Abstract

Stripping of metal cations from the anode of a Li- or Na-ion cell into a ceramic electrolyte results in the formation of voids on the electrolyte/electrode interface. Such voids have been observed to grow to sizes in excess of 100 μm. Dendrites can nucleate and grow in the electrolyte from the vicinity of the voids during the plating phase of cycling of the cell, and lead to short-circuiting of the cell. Current theoretical understanding of the formation of these voids is in its infancy: the prevailing qualitative notion is that voids form within the metal anode when the stripping current density removes metal from the interface faster than it can be replenished. We review models that employ the Onsager formalism to develop a variational approach to model void growth by coupling power-law creep of the metal electrode and the flux of metal cations through a single-ion conductor solid electrolyte. These models, based on standard Butler-Volmer kinetics for the interfacial flux, predict that voids will shrink for realistic combinations of interfacial ionic resistance and electrolyte conductivity.
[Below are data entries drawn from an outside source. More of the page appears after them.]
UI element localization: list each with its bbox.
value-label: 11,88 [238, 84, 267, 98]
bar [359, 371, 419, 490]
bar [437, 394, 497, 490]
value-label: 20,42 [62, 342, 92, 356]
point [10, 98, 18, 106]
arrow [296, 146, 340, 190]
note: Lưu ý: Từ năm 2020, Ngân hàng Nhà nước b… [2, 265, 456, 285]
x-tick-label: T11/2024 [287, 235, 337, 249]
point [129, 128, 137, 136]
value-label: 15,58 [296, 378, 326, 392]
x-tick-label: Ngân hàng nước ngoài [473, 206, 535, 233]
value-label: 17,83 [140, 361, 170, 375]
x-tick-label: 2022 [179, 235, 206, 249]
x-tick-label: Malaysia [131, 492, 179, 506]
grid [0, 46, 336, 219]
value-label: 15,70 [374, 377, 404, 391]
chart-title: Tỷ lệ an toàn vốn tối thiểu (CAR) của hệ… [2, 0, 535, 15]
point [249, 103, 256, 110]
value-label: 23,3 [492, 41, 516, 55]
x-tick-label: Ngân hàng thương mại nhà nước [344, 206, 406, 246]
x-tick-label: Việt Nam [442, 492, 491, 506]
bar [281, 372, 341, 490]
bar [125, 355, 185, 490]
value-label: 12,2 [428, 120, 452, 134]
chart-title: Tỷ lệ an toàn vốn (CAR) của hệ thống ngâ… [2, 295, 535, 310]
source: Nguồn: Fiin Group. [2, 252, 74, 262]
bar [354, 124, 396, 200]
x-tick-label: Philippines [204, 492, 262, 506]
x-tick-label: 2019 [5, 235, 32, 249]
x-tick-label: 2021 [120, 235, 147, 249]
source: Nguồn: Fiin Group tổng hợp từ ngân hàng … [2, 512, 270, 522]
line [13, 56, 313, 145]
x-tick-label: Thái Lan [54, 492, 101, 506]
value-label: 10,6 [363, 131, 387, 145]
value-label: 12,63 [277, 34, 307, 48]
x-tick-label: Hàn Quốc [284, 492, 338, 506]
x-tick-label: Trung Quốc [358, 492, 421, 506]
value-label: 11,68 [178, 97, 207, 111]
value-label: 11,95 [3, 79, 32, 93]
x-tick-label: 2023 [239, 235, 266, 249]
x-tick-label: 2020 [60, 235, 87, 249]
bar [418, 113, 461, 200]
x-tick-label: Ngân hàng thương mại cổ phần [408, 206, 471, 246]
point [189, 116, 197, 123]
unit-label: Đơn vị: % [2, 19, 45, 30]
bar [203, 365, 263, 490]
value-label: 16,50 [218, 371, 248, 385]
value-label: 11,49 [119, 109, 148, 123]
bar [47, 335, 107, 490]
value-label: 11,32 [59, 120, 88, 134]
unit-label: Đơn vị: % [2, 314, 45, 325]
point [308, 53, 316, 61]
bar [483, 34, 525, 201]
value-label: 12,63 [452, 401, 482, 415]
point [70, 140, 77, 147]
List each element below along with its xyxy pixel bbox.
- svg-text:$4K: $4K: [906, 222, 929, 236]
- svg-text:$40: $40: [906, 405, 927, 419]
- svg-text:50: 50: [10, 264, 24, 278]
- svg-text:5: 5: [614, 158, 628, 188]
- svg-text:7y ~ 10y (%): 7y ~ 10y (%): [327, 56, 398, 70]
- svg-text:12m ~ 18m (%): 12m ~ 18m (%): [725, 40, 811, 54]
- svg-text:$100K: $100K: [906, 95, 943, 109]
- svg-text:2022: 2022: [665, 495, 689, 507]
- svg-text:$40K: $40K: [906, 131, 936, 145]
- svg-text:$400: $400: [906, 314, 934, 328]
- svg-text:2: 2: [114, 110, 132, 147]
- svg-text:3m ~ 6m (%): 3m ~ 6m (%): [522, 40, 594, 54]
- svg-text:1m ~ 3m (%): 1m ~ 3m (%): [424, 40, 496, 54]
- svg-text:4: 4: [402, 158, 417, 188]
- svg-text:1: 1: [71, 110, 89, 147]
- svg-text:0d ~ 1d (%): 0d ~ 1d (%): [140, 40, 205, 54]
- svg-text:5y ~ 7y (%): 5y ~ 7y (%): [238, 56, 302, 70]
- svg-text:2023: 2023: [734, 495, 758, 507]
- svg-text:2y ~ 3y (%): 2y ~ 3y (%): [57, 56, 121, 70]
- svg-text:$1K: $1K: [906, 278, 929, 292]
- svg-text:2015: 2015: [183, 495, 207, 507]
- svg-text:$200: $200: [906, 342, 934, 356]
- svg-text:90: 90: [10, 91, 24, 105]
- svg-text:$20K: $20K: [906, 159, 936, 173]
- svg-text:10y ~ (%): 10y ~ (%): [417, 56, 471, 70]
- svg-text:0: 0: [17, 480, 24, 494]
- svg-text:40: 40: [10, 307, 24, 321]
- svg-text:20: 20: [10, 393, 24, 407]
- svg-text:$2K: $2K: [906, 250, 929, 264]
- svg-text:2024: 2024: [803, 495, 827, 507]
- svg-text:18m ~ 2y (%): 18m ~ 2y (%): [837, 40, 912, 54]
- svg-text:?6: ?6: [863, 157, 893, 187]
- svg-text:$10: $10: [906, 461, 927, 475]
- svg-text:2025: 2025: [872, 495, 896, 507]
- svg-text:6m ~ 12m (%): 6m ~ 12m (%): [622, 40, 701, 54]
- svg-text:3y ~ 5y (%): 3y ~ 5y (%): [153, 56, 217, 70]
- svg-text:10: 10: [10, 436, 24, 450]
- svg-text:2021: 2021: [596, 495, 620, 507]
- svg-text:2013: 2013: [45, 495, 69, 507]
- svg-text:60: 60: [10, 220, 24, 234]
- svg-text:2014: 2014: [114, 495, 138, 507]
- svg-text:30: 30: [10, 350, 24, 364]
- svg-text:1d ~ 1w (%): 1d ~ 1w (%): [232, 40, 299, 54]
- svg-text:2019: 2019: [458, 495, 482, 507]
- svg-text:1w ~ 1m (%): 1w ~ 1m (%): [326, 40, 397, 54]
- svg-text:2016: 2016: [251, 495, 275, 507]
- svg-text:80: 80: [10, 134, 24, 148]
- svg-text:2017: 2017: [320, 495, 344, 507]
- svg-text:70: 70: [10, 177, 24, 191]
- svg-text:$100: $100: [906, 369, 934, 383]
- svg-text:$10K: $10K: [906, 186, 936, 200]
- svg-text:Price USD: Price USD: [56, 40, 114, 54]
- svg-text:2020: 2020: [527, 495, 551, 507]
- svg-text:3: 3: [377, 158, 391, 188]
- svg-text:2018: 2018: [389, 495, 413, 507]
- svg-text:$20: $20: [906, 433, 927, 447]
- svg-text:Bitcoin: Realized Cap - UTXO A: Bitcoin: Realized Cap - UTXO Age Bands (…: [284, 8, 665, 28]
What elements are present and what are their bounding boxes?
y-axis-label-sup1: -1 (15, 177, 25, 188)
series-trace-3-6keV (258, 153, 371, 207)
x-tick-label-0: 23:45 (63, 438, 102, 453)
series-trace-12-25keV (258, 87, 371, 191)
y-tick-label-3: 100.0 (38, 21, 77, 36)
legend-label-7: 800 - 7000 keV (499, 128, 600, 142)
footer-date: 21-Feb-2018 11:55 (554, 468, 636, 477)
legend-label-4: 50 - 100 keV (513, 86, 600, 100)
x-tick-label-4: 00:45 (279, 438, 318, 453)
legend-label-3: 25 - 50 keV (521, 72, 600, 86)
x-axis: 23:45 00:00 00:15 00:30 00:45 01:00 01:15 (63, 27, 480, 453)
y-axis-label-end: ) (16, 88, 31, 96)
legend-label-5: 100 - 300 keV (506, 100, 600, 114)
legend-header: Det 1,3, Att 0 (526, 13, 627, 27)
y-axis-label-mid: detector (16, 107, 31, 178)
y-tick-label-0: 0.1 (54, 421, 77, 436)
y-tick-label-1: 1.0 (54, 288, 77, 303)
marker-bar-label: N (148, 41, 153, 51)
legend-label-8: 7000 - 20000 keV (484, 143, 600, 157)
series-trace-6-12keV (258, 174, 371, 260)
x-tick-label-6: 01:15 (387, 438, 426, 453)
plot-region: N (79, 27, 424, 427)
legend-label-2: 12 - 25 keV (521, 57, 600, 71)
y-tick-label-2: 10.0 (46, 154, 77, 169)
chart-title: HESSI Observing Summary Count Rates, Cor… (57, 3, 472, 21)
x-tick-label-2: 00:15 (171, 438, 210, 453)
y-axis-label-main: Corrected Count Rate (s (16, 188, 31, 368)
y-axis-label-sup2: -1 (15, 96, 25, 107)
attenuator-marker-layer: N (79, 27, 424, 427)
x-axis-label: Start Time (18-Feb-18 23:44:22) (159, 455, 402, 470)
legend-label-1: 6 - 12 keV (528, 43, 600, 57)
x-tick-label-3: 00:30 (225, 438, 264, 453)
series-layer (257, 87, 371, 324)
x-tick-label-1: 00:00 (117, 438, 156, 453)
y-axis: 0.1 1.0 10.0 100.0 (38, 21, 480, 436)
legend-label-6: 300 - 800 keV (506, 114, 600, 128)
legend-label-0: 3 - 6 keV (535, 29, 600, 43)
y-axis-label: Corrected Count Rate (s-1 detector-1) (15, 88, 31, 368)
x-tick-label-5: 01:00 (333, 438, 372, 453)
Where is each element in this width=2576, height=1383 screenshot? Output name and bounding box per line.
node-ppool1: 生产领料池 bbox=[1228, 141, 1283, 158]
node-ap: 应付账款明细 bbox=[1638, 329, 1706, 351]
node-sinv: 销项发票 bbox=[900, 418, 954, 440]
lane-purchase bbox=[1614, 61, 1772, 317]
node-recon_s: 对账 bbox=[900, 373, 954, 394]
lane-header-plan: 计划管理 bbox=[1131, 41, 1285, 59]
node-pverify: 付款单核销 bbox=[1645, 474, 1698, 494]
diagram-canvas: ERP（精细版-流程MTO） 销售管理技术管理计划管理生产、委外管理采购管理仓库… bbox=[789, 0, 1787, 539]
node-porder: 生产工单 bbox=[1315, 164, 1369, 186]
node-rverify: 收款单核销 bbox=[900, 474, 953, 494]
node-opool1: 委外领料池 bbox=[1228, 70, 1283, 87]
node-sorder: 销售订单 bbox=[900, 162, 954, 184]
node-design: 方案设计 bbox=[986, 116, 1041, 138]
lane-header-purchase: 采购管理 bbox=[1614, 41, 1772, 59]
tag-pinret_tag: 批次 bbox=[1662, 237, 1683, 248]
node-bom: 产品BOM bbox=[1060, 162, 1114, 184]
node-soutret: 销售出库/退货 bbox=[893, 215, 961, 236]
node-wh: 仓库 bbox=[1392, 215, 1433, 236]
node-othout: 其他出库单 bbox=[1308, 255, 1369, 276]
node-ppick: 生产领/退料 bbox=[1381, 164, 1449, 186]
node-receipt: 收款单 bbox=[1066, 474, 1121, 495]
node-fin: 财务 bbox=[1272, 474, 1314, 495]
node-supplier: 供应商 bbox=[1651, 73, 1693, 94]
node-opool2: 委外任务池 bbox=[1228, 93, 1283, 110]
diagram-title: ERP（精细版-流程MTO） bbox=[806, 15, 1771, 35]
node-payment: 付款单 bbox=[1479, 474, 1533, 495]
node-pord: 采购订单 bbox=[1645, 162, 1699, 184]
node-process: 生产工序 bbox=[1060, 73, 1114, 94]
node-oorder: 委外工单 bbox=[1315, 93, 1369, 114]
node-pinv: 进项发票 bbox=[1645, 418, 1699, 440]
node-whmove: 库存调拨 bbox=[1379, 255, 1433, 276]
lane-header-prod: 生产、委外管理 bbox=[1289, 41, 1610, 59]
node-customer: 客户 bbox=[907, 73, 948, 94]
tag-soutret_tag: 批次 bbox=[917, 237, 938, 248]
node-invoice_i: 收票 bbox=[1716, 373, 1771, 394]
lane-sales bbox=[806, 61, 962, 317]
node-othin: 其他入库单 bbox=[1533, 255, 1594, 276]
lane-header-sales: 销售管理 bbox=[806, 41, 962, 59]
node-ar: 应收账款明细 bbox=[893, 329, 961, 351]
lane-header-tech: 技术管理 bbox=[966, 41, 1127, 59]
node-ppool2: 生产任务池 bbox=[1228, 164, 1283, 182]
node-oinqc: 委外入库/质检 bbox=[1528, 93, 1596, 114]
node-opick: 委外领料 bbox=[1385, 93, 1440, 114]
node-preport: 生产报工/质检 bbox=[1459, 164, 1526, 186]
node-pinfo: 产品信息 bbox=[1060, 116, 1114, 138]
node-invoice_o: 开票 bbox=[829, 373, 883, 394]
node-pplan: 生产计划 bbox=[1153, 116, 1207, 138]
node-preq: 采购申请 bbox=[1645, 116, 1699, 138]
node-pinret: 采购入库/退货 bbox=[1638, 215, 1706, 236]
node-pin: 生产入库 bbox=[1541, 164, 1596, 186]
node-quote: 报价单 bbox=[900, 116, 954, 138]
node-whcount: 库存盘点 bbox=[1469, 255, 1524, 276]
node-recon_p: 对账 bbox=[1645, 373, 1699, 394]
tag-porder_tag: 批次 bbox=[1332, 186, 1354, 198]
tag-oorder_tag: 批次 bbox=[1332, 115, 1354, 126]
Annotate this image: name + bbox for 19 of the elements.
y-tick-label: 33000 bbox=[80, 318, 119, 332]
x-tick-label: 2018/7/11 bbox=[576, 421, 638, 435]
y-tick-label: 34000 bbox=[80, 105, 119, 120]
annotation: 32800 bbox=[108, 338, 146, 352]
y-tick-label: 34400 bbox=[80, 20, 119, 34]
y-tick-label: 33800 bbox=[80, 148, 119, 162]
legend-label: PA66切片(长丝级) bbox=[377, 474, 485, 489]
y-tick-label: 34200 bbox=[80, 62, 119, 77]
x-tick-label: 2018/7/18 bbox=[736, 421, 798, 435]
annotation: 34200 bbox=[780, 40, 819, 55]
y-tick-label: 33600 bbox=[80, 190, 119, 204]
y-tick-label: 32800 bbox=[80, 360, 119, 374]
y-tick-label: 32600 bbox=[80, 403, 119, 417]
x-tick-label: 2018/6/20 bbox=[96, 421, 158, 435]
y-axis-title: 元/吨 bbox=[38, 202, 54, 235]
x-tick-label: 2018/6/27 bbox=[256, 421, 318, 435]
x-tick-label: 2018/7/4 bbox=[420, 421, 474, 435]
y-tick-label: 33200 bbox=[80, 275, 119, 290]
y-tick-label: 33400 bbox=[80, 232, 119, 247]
Additional physics in the form of modified kinetics, such that the interfacial resistance is decreased by the presence of dislocations within the creeping metal electrode, are shown to give rise to initial growth of voids around impurity particles on the electrolyte/electrode interface. However, these voids ultimately collapse under the imposed stripping fluxes and no conditions have been identified for which isolated voids grow to more than 10μm in size. This is in contrast to the experimentally observed sizes of ∼ 100μm. The physical processes by which large voids form remain unclear but the current state-of-the-art understanding does provide clues of possible mechanisms that have not as yet been considered.